According to the Bible, our ancient ancestors Adam and Eve grew ashamed at their nudity in the Garden of Eden after sampling forbidden fruit from the tree of knowledge, and thusly, mankind was forever cursed with a sense of body modesty. Well, you can finally feel good about dropping trou outside the confines of your residence (without getting thrown in the cooler) inside the confines of El Dorado Hot Springs. This picturesque mineral-water spa located 45 miles west of the Valley is a clothing-optional compound with a bounty of bathing pools and tubs filled with natural H2O pumped straight from a subterranean spring. Five private areas located inside fenced areas and historic buildings including a small post office where old-school civil servants soaked their letter-carrying carcasses back in the day allow you to take a dip away from the prying eyes of the public for only $10 an hour per person. If you're feeling a bit more exhibitionistic, there's also a semi-private pool for $7.50 an hour per person. Cell phones and cameras are forbidden, however, so you needn't worry about any saucy pics of your skinny-dipping adventures getting posted on the Internet.
The appletini is the quintessential frou-frou cocktail. Flirty. Tasteful. Fun. Grilled Expedition at Desert Ridge Marketplace offers an appletini that's shaken, not stirred, and garnished with a Granny Smith apple slice. Its house special martini isn't exactly a trade secret just vodka with a splash of sour apple liquor but the restaurant's bartenders manage to get just the perfect combination of sweet and tart. This is an apple that will definitely sink its teeth into you.
Phoenix summers are hell. By August, the only flowers left alive in this town are on night-blooming cactuses. Wright House proprietors Peggy and Michael Wright must have made a pact with Satan's gardener, because somehow their lush landscaping manages to stay green and flowering nearly all year.
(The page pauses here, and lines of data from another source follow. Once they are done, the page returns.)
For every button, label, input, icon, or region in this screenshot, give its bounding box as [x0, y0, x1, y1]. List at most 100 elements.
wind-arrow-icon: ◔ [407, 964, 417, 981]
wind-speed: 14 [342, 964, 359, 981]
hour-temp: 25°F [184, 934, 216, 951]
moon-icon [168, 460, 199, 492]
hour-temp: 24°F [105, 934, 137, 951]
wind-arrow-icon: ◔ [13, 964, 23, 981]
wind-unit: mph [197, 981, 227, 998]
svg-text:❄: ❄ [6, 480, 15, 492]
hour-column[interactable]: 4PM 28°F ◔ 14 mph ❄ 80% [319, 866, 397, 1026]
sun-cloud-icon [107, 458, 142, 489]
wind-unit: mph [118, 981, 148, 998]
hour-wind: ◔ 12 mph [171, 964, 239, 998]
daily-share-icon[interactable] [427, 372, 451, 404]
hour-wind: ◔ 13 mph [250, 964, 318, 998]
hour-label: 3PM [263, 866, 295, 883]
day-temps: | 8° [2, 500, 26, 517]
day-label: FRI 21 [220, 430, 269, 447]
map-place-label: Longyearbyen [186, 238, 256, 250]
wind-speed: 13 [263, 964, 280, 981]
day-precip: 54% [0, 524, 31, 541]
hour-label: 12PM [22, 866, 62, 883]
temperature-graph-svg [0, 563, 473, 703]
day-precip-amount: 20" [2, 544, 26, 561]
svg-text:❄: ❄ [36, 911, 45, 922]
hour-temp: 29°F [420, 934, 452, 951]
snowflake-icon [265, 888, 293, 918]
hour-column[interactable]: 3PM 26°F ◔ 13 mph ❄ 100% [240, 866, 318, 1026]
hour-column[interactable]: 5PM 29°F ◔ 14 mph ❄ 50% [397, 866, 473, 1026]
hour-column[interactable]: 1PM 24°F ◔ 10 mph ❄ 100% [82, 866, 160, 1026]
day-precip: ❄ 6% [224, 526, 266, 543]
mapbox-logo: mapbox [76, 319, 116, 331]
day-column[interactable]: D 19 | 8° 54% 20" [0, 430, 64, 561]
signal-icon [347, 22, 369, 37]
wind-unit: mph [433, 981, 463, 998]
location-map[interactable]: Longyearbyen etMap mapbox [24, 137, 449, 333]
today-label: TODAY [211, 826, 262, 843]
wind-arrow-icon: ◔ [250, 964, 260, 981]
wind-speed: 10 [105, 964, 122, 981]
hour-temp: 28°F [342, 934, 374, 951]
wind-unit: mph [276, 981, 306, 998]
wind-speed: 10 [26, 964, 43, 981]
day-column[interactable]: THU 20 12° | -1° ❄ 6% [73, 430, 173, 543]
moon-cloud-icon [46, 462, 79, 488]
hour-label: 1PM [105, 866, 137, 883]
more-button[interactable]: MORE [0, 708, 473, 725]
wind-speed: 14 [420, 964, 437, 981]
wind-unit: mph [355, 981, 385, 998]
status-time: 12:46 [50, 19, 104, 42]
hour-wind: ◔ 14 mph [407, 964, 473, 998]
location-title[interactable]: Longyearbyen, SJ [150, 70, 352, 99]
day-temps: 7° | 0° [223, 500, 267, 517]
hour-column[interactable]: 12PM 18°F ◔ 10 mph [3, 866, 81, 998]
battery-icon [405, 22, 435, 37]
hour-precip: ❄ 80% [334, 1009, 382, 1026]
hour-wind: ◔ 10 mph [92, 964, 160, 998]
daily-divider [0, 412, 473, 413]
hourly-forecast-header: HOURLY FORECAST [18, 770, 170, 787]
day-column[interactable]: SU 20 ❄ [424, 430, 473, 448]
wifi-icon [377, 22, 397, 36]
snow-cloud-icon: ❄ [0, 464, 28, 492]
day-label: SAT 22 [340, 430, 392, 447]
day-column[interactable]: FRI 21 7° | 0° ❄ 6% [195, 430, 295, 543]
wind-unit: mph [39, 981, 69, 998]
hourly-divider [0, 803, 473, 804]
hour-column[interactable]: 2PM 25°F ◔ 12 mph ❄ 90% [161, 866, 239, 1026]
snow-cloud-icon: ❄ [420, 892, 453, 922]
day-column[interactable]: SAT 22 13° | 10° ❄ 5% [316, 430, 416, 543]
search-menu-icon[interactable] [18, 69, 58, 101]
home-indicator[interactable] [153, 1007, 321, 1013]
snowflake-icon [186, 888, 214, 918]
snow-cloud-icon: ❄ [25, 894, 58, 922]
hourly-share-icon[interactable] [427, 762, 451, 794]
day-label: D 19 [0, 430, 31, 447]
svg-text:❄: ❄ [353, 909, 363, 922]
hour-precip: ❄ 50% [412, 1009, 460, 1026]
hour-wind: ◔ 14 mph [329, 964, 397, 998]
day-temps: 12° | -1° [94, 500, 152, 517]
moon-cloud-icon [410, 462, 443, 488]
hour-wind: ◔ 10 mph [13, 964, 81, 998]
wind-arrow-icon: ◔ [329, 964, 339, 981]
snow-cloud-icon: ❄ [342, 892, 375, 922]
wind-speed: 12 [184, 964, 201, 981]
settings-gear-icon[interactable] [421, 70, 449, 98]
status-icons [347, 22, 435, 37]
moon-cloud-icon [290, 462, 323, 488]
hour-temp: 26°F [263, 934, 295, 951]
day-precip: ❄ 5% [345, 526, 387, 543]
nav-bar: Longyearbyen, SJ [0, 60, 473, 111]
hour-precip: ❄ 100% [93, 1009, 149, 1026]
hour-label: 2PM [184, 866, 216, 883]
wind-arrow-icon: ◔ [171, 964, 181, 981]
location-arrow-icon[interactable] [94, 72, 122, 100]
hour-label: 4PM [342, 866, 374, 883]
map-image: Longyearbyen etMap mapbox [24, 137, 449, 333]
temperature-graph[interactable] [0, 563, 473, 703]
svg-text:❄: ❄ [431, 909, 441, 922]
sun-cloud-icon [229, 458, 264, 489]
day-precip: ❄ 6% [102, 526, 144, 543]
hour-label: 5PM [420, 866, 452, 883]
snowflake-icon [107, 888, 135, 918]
The property houses three buildings a historic cottage house, an English ballroom and a recently added French villa that can be rented for weddings, special occasions and private parties. Wrought-iron fences and delicate gazebos are covered with ivy and fragrant jasmine. Stone walkways snake through country gardens planted with roses and perennials bursting in vibrant shades of fuchsia, pink and saffron. The best part? There's not one goddamned cactus on the lot.
For those of you who specialize in committing the most profane acts of immorality, now you can royally piss off God in a variety of ways at Apollo's Greek God Revue. As if the infamously sassy GLBT clientele that frequents Apollo's wasn't enough to get on the Lord's bad side, now guests can further annoy the Most High with the overt idolatry of Dionysian-loving tranny sing-alongs, the likes of which some fundamentalists might say could invoke the wrath of God with more urgency than the folks in those little towns called Sodom and Gomorrah. To add injury, the party happens every Sunday night, a day typically reserved by the rightest of the right for spiritual fasting and meditation. Perhaps the guys at Apollo's view their wacky Sunday night Greek drag extravaganzas as worshipful in their own way. Since the Lord hasn't struck them down yet, be sure not to miss a week; that would really light up this already fabulous party!